Expression of ryanodine receptor RyR3 produces Ca2+ sparks in dyspedic myotubes.

Abstract

Discrete, localized elevations of myoplasmic [Ca2+], Ca2+ 'sparks', were readily detected using the fluorescent Ca2+ indicator fluo-3 and laser scanning confocal microscopy in 'dyspedic' 1B5 myotubes, i.e. myotubes which do not express ryanodine receptors (RyRs), transduced with virions containing cDNA for RyR type 3 that were saponin permeabilized to allow dye entry. Ca2+ sparks were never observed in non-transduced RyR null myotubes. The spatial locations of sparks observed in permeabilized myotubes roughly corresponded to regions of RyR protein expression in the same myotube as detected after subsequent fixation and antibody staining. Permeabilized RyR3-transduced myotubes exhibited similar punctate peripheral RyR3 protein immunohistochemical patterns as myotubes fixed before permeabilization indicating that permeabilization did not affect the structural organization of the triad. Ca2+ sparks, recorded in line scan mode, in permeabilized myotubes expressing RyR3 exhibited mean amplitudes (change in fluorescence/mean fluorescence, DeltaF/F: 1.20 +/- 0.04) and temporal rise times (10-90%; 6.31 +/- 0.12 ms) similar to those of sparks recorded in permeabilized frog skeletal muscle fibres (0.98 +/- 0.01; 6.11 +/- 0.07, respectively) using the same confocal system. Spatial extent and temporal duration of the Ca2+ sparks were approximately 40% larger in the RyR3-expressing myotube cultures than in frog fibres.

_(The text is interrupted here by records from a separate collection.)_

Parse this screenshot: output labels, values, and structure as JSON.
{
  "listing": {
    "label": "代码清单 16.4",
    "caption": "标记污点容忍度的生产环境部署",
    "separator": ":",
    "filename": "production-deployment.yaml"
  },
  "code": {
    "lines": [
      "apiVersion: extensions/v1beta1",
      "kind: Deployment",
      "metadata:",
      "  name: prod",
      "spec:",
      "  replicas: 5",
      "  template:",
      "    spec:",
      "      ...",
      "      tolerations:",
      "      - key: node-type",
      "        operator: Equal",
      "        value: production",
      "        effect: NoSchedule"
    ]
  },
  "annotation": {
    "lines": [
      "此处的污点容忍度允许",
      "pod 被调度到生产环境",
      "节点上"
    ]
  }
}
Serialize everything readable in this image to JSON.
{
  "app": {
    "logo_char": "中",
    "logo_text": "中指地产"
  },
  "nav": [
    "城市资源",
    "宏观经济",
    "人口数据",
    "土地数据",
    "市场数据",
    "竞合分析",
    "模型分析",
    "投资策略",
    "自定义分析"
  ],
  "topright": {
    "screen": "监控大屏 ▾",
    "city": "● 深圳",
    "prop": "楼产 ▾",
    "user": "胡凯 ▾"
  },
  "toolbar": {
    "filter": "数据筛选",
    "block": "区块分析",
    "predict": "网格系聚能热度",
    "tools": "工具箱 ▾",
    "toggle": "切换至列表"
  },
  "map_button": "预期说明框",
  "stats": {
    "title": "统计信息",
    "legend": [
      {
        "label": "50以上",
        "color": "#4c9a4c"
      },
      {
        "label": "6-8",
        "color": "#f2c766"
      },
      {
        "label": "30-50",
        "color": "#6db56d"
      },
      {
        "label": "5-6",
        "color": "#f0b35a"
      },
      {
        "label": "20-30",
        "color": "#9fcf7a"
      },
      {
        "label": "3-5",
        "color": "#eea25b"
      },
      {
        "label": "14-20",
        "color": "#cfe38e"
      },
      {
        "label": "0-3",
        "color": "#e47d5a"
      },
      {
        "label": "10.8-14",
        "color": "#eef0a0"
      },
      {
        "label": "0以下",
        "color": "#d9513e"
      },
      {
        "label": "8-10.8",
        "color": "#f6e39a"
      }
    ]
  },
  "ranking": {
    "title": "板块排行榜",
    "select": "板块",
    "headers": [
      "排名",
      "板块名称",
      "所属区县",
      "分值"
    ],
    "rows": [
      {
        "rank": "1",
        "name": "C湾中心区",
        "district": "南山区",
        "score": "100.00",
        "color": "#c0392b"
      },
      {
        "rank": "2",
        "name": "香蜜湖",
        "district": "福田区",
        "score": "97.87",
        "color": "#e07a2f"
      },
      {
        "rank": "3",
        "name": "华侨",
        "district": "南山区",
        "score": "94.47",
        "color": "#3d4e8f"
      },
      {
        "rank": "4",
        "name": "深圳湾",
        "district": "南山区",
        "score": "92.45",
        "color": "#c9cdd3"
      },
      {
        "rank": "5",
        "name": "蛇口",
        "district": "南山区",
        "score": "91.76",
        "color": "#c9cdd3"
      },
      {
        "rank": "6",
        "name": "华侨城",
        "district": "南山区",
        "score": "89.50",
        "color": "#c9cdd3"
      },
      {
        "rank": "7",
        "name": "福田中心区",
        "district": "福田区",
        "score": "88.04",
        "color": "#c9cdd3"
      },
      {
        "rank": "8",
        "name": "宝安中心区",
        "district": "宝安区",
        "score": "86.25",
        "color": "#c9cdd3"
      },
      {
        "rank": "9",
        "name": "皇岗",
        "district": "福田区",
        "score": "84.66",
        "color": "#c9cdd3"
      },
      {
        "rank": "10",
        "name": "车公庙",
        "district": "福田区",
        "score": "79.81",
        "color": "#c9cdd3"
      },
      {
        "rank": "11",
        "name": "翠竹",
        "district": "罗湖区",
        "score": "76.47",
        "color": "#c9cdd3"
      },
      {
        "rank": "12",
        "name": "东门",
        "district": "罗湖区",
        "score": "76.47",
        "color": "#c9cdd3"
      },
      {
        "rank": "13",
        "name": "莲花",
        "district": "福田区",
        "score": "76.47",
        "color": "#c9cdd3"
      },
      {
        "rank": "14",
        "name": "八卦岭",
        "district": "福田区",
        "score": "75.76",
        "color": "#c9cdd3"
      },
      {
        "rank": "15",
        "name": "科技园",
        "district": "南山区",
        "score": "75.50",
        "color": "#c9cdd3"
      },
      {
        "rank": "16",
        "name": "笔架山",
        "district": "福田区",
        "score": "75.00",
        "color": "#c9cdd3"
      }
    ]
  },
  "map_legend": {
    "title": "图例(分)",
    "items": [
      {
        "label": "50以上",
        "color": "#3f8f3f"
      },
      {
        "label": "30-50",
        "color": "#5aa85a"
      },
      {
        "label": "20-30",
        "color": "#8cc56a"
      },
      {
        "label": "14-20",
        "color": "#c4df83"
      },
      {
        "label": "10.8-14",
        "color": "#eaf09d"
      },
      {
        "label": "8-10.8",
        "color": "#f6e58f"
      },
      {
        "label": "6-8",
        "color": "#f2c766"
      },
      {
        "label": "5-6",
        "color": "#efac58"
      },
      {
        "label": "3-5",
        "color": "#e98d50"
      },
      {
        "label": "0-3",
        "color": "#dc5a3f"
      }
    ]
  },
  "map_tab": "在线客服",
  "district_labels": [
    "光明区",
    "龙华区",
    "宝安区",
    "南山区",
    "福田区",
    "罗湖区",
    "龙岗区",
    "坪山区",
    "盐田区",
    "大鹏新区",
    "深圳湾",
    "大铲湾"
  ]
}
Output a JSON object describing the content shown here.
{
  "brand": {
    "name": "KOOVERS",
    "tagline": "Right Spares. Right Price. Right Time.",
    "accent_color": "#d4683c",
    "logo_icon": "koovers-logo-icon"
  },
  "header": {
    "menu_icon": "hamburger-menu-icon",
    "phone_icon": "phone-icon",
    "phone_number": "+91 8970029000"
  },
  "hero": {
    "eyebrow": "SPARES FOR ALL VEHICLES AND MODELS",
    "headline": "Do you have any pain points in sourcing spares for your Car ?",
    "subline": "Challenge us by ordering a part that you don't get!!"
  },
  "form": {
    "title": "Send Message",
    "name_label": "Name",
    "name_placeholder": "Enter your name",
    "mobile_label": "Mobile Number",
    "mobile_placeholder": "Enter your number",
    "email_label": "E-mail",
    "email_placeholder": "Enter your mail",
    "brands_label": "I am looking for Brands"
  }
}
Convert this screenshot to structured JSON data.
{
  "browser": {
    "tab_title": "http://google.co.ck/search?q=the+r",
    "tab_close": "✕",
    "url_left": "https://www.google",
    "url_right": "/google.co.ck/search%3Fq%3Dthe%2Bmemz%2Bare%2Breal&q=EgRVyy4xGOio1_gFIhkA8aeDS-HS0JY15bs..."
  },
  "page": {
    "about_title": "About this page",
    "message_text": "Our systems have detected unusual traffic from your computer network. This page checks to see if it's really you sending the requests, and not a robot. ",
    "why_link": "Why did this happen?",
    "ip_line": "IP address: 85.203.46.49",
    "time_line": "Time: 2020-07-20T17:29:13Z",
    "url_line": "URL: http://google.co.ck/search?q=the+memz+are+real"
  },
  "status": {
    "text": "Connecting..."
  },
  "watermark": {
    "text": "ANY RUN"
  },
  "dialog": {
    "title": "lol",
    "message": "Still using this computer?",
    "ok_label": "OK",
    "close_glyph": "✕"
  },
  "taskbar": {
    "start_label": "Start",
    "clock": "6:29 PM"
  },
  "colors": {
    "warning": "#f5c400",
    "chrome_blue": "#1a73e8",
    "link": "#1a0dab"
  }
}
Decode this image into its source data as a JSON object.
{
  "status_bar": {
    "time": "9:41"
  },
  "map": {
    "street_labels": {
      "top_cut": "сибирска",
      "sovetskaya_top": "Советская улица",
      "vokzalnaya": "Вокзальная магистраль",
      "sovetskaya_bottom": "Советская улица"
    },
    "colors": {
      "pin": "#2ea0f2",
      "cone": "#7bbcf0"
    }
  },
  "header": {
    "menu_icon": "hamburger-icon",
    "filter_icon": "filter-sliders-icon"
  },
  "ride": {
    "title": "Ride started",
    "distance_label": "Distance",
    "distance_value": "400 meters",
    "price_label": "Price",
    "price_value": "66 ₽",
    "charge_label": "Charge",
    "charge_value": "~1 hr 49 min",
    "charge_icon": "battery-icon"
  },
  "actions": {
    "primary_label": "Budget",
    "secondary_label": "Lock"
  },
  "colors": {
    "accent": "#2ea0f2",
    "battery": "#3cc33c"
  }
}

Ca2+ sparks recorded in line scan mode often occurred repetitively at the same spatial location in RyR3-expressing myotubes. Such repetitive events were highly reproducible in amplitude and spatio-temporal properties, as previously observed for repetitive mode sparks in frog skeletal muscle. Ca2+ sparks recorded in xy mode were frequently compressed in the y (slower scan) direction compared to the x direction. This asymmetry was reproduced assuming spatially symmetric events having the time course of Ca2+ sparks recorded in line scan (xt) mode. These expression studies demonstrate that the presence of RyR3 is sufficient for the production of Ca2+ sparks in a skeletal muscle system lacking the expression of any other RyR isoform.